Now I want to iterate that I don’t discredit tropical astrology at all. My main point here is to create an argument for why more people should consider using the sidereal zodiac. But let me tell you why I won’t discredit the tropical system.

Now, ditching the tropical zodiacal measurements from my practice is not saying that I discredit it or have left it completely behind. in fact, it’s the opposite! And on top of that, I’ll never discredit the almost decade-long period of time I’ve used the tropical zodiac in hundreds of readings and looking at thousands of charts without it ever feeling like it “failed me“, or that it “didn’t add up“. I’ve just begun to integrate it as a secondary factor of sensitive seasonal and declinational boundaries that indicate where planets rejoice. These boundaries are laid on top of the fixed sidereal zodiac as sensitive points as I said.

For example, the region where the Sun rejoices is close to the vernal equinox point when it rebirths and reenergizes the cosmos to life after the cold winter. The Sun enters the rejoicing place around 5 degrees of the fish, Pisces (the region of tropical Aries), just as contrarily, Saturn enters his rejoicing area around 5 degrees of the Virgin, or Virgo, where the precessed equinoctial point is of the Autumn against the sidereal zodiac (the region of tropical Libra).

We can say the same for the other planets. One may even argue that such exaltations may only exist in the tropical zodiac. While I agree that the declination or seasonal impact they retain is crucial, I also still value Venus in front of the sidereal Fish just as much as the sidereal Waterbearer, where she is tropically in Pisces, her exaltation. All this being said, the tropical and sidereal zodiacs can be used in harmony, where we make divination from images, and intuition and also retain the ability to measure degree-based positions with accuracy for aspectual dynamics, sign subdivisions and harmonics, and all the rest.

When I mention that the tropical or seasonal cross is currently precessing in front of 5 degrees of the double-bodied signs, you may ask. I’ll also point out how I didn’t say the mutable signs. That quality is solely given to the image that precedes the tropical turning points. That means now, the solid-body images of the Bull, Lion, Scorpion, and Waterpourer, are ascribed an additional mutable quality, and the traditional double-bodied images are assigned a new cardinal quality. See how we can overlap the significations of both zodiacs here? Diana K. Rosenberg said once in a lecture, speaking to anyone in the audience with Aries placements as a “soggy Ram”, joking about the mixed qualities of these combinations that exist in our precessional arc.

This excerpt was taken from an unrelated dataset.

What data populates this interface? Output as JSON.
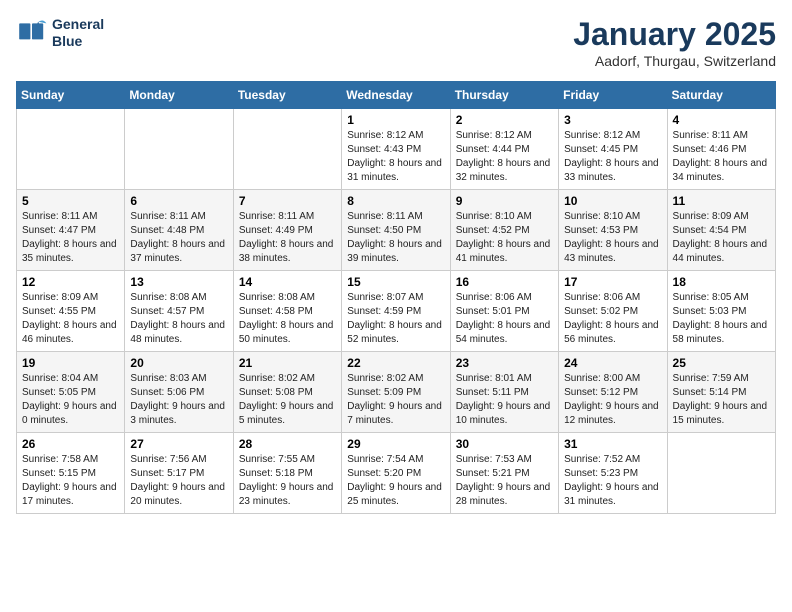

That makes us ponder though, how such creatures born on Earth under the alignments of our heavens are generated in continually new hybrids. 2000 years ago, we were lucky to bring out those people who had their sidereal placements aligned with the same archetypal tropical regions. Now, with 5 degrees remaining until the tropical cross moves into the solid images and the Equinox moves into the Waterpourer, we still have about a 5-degree overlap range where someone can “still be a Gemini. “ Yes for most of us, this shift is bringing the qualities of the two adjacent signs into union. Many of us have a Twin-Bull Sun, or a Scale-Virgin Moon. However, in a few thousand years, we will return to the great shift, where we might have such chimeras of the Archer-Crab, or Ram-Virgin or Twin-Scorpion type, with the tropical points having been so far removed from the original alignments from where we are but recently slipping off track. If we only look at the tropical zodiac though, we miss all of this.

So… just some quick thoughts and ideas. I’ll be back with more very soon.